18+
Полёты в фазе быстрого сна

Бесплатный фрагмент - Полёты в фазе быстрого сна

Рассказы

Борис Викторович Сударушкин

Арсик-джан

На четвертый день я стал бояться встреч с ним и даже пытался перенести время обходов на обеденные часы. Но это было бесполезно… Известий о маме он ждал именно от меня — а известий, увы, не было. У сестер и нянечек, ласково называвших его Арсик-джан, он никогда ничего не спрашивал, но мое появление в палате или в госпитальном коридоре моментально возвращало его в тревожное состояние.


Я понимал, что это было связано с тем, что из всех окружавших его в этой незнакомой обстановке людей, я был самым близким, так как сопровождал его еще с самолета, то есть с самого Еревана. Я знал о нем больше всех остальных и был единственной связующей нитью, казавшейся ему протянутой отсюда домой, в то время, в котором он жил вместе с мамой, тогда, до землетрясения…


Фланелевая пижамка желтого цвета с огромными розовыми цветами была ему велика и во время вечернего обхода, введенного помимо всех правил для пострадавших детей, он беспомощно стоял в ней на своей кровати с немым вопросом в огромных глазах.


Так или иначе, но я решил, что надо мягко и аккуратно начать готовить его к худшему… Случай представился сразу-же. Когда в очередной раз он подошел ко мне в коридоре, я, попытавшись улыбнуться ему, сказал:


— Арсик-джан, а ты читать умеешь?


— Немножко, — ответил он и поднял правую ручку со сжатыми большим и указательным пальчиками как-бы показывая как «совсем чуть-чуть» он умеет читать.


— А пойдем-ка ко мне в кабинет, я тебе дам книжку про доктора Айболита.


Арсик был счастлив этим вниманием. Он не заметил пролетевшей над ним тени беды, которая так часто сопровождает особое внимание воспитателей, врачей и психологов…


Получив от меня книгу с картинками, он вдруг застеснялся и чуть слышно прошептал:


— Спасибо…


Было видно как загорелись нетерпением его глазки и порозовели щечки при виде подарка с яркими и интересными рисунками.

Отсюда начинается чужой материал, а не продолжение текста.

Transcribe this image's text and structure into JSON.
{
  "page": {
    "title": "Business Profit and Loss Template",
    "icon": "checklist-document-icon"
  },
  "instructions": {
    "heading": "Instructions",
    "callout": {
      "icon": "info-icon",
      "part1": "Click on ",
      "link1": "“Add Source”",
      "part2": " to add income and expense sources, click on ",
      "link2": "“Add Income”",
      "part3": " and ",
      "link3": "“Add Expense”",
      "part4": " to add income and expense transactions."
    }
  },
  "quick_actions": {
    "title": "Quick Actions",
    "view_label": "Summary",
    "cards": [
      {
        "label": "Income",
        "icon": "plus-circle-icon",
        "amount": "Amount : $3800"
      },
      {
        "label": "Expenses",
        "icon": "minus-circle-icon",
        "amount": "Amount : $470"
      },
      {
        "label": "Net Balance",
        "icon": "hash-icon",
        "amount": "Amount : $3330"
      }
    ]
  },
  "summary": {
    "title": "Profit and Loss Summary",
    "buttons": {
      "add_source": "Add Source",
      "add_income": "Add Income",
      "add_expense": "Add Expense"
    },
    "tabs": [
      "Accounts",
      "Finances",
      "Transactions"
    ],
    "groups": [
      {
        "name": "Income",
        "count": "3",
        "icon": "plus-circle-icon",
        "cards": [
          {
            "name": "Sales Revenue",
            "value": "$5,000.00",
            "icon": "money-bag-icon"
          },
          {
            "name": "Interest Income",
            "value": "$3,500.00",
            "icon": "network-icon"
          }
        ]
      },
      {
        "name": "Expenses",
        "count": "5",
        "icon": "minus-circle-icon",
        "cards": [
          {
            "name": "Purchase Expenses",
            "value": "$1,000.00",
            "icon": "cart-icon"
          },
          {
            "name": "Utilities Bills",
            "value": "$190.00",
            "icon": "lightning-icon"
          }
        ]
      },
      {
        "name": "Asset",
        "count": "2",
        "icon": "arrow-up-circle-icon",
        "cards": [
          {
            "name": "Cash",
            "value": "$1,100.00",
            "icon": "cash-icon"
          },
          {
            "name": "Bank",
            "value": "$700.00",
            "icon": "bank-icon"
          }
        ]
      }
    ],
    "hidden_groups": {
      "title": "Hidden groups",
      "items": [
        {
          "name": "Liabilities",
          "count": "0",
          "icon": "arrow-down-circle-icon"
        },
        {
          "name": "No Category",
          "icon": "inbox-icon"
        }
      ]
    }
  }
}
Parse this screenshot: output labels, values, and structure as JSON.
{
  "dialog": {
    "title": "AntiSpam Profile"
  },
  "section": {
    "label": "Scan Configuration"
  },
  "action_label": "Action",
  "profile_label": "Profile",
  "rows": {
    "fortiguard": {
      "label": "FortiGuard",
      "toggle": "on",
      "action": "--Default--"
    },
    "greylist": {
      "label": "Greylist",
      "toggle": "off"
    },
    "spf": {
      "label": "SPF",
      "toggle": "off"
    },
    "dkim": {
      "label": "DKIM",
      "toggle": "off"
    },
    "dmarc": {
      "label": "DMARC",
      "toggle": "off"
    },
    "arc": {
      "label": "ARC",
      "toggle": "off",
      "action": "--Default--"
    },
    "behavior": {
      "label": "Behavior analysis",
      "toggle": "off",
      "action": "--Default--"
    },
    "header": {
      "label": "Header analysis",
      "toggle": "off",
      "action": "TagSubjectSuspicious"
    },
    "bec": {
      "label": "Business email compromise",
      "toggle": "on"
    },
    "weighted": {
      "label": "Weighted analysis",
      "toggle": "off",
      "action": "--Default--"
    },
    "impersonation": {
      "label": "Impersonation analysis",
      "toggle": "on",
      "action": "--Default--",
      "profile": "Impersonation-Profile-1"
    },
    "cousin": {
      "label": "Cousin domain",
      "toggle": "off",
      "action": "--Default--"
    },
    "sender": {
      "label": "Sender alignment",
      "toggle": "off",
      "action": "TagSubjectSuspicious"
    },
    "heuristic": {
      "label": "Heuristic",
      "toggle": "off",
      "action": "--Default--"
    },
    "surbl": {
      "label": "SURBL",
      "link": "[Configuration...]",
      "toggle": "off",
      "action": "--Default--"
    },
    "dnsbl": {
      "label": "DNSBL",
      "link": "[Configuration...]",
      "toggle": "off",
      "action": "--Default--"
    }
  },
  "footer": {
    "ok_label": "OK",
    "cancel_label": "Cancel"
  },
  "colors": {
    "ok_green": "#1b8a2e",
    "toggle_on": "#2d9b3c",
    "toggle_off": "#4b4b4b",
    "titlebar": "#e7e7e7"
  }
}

Я было подумал, что сумел отвлечь мальчика от воспоминаний и, возможно, все обойдется без особых хлопот, но… уже взявшись за ручку двери, он, вдруг будто вспомнив о чем-то, повернул ко мне неожиданно испуганное лицо:


— А это мне мама книжку передала?


— Нет, Арсик-джан, твоя мама тоже… в больнице. Как и ты. Ей не разрешают пока ходить, — неожиданно для самого себя соврал я, — Это подарок от меня, чтобы ты, прочитав про доктора Айболита, сам захотел стать врачом и лечил-бы маму когда вырастешь…


Я замолчал, боясь как бы эти слова не оказались слишком страшны для него…

Но Арсик все воспринял спокойно. Не зная что ответить, он, как это часто делают дети, закусив от смущения нижнюю губку и опустив глаза долу, выскользнул в коридор и побежал в палату.


— 2-


Следующий день оказался предпоследним в той командировке. Была уже середина декабря и в пансионат привезли большую ёлку для детей. Её поставили в столовой и сестры принялись развешивать на зеленые ветки бумажные игрушки, серпантин, пластмассовые звезды, вымпелы и блестящие разноцветные шары.


Дети бегали вокруг ёлки и, стараясь опередить друг друга, просили повесить зайчика рядом с мишкой, а лисичку рядом с Красной шапочкой. Иногда взрослые вешали игрушку не туда и дети с самым серьезным видом, хором и наперебой, кричали стоящей на раскладной лестнице девушке, куда лучше перевесить волка или птичку.


Арсика среди детей не было…


Пройдя мимо столовой, я открыл дверь в палату и вошел в помещение…


Ребенок сидел на кроватке и читал (уже наверное в двадцатый раз) подаренную вчера книгу. На тумбочке рядом с ним лежали целлофановые пакеты с гуманитаркой — яблоки, апельсины, картонные новогодние коробки, наполненные конфетами и пряниками, которые малышам выдавали только после обеда, чтобы не перебивать аппетит.


— Что-же ты не кушаешь, Арсик-джан?, — спросил я, усаживаясь напротив.


— Мне мама много сладкого не разрешает.


— И ты такой послушный? — захотел я пошутить.


— Нет, — вздохнул он, — я ее не слушался…


Арсик вдруг снова испуганно взглянул на меня:

— А теперь я всегда-всегда буду ее слушаться… всегда-всегда… Я ничего-ничего отсюда не ел… даже чуточку не ел! — и он опять, как и вчера, поднял ручку со сжатыми пальчиками.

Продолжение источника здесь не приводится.